Contrasting Theorem 12, we establish fixed-parameter tractability of the case \(\varDelta _{\mathcal {W}} \le 2\). The relevant cases (whose tractability or intractability does not follow from our results obtained so far) are as follows (assuming \(\varDelta _{\mathcal W} \le 2\) throughout). First, we can take the number of distinguished persons as parameter (note that we know \(\mathsf {NP}\)-hardness of the cases where \(|\mathcal {W}^{\star }|=1\) or \(|\mathcal {M}^\star |=0\)). Second, we can consider the number of blocking pairs as the parameter. We show the following:

Theorem 13

(\(\star \) ). There is a fixed-parameter algorithm for the special case of SMC where each woman finds at most two men acceptable (i.e., \(\varDelta _{\mathcal {W}} \le 2\)), with parameter the number \(|\mathcal {W}^{\star }_0|+|\mathcal {M}^{\star }_0|\) of distinguished men and women left unmatched by some stable matching (and hence by any stable matching).

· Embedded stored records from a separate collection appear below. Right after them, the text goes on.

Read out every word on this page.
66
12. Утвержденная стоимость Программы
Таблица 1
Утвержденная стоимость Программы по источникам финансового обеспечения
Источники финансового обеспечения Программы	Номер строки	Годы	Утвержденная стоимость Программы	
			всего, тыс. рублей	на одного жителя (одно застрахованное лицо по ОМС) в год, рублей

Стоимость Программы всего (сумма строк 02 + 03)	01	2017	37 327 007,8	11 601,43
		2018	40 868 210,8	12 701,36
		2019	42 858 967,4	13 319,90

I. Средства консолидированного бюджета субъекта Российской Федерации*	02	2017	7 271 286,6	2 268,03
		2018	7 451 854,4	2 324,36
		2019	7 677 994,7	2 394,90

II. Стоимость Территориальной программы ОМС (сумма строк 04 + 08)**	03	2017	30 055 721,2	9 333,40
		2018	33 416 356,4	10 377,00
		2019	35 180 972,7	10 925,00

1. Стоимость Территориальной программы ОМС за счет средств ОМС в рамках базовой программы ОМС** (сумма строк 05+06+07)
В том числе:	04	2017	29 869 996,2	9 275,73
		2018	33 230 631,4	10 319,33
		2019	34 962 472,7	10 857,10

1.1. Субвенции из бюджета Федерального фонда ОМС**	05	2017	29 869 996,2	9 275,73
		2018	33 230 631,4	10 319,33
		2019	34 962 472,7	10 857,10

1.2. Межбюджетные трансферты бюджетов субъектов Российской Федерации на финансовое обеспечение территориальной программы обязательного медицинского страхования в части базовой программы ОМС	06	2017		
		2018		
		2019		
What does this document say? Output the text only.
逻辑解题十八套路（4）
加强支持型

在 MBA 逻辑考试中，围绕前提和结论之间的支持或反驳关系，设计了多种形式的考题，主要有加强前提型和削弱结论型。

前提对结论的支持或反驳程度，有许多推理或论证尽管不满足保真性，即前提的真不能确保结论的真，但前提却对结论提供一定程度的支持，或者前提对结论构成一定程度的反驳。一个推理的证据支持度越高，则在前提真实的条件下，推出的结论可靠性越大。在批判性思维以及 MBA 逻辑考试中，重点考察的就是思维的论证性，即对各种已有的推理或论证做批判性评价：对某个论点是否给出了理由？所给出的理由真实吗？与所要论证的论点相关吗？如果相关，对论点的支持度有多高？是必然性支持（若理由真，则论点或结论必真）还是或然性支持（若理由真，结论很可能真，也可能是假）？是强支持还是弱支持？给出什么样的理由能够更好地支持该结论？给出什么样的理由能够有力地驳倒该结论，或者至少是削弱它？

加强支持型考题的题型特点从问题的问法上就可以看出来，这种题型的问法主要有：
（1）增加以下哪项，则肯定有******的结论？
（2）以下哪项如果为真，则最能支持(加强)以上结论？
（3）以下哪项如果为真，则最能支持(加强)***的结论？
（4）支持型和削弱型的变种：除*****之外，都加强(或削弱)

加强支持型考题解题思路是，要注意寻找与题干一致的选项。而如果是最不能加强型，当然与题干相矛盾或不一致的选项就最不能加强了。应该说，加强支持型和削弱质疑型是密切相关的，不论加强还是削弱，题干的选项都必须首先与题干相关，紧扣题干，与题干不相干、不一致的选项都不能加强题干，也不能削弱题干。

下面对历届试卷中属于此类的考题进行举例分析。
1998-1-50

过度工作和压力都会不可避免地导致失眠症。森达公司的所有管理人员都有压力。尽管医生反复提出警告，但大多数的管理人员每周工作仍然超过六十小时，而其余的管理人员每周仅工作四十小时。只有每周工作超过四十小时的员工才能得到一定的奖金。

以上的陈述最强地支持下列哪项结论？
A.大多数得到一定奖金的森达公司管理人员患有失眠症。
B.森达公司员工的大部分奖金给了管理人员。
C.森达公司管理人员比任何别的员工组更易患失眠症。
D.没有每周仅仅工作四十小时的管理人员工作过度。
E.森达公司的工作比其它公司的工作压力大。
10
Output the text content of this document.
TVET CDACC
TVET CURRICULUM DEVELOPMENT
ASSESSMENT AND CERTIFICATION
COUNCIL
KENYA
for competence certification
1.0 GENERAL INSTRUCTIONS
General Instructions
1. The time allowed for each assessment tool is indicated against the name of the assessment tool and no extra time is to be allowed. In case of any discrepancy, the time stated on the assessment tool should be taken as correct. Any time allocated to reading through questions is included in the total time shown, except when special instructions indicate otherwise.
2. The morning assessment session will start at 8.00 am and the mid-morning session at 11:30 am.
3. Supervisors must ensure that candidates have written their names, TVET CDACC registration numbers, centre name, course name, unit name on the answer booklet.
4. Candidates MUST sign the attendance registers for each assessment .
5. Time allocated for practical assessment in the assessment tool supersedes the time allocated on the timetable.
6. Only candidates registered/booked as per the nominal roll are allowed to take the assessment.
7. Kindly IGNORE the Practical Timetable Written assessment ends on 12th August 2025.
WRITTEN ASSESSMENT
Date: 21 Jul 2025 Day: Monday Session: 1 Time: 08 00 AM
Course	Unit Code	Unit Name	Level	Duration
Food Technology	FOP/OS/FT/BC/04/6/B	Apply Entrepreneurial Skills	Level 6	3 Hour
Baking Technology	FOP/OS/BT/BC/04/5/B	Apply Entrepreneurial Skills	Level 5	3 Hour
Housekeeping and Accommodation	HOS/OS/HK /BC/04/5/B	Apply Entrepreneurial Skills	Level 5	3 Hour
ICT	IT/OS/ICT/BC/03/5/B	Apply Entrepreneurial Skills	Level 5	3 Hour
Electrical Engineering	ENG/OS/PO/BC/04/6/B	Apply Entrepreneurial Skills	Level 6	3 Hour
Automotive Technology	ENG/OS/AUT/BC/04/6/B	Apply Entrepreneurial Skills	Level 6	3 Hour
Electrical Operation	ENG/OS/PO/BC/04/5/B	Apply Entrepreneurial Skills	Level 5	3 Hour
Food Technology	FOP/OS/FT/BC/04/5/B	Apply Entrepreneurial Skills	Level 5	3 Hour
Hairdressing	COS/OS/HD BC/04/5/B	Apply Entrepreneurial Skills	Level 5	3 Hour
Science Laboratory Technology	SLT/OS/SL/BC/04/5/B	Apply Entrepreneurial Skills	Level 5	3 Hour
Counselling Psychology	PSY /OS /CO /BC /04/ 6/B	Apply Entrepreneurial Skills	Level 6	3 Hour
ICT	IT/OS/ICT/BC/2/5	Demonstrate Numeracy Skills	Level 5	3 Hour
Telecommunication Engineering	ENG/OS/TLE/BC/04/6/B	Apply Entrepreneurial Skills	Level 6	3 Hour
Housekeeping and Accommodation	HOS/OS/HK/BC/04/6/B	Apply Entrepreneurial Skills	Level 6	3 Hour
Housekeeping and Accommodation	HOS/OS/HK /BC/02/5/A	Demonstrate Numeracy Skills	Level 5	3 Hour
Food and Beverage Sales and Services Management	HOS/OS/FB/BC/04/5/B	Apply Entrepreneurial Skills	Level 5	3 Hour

As each augmenting path contains at least one edge that blocks \(M^{ opt }\), the number of blocking pairs admitted by \(M^{ opt }\) is at least \((|\mathcal W_0^\star | + |\mathcal M_0^\star |)/2\). Thus:

Corollary 2

(\(\star \) ). There is a fixed-parameter algorithm with parameter b for the special case of SMC where each woman finds at most two men acceptable.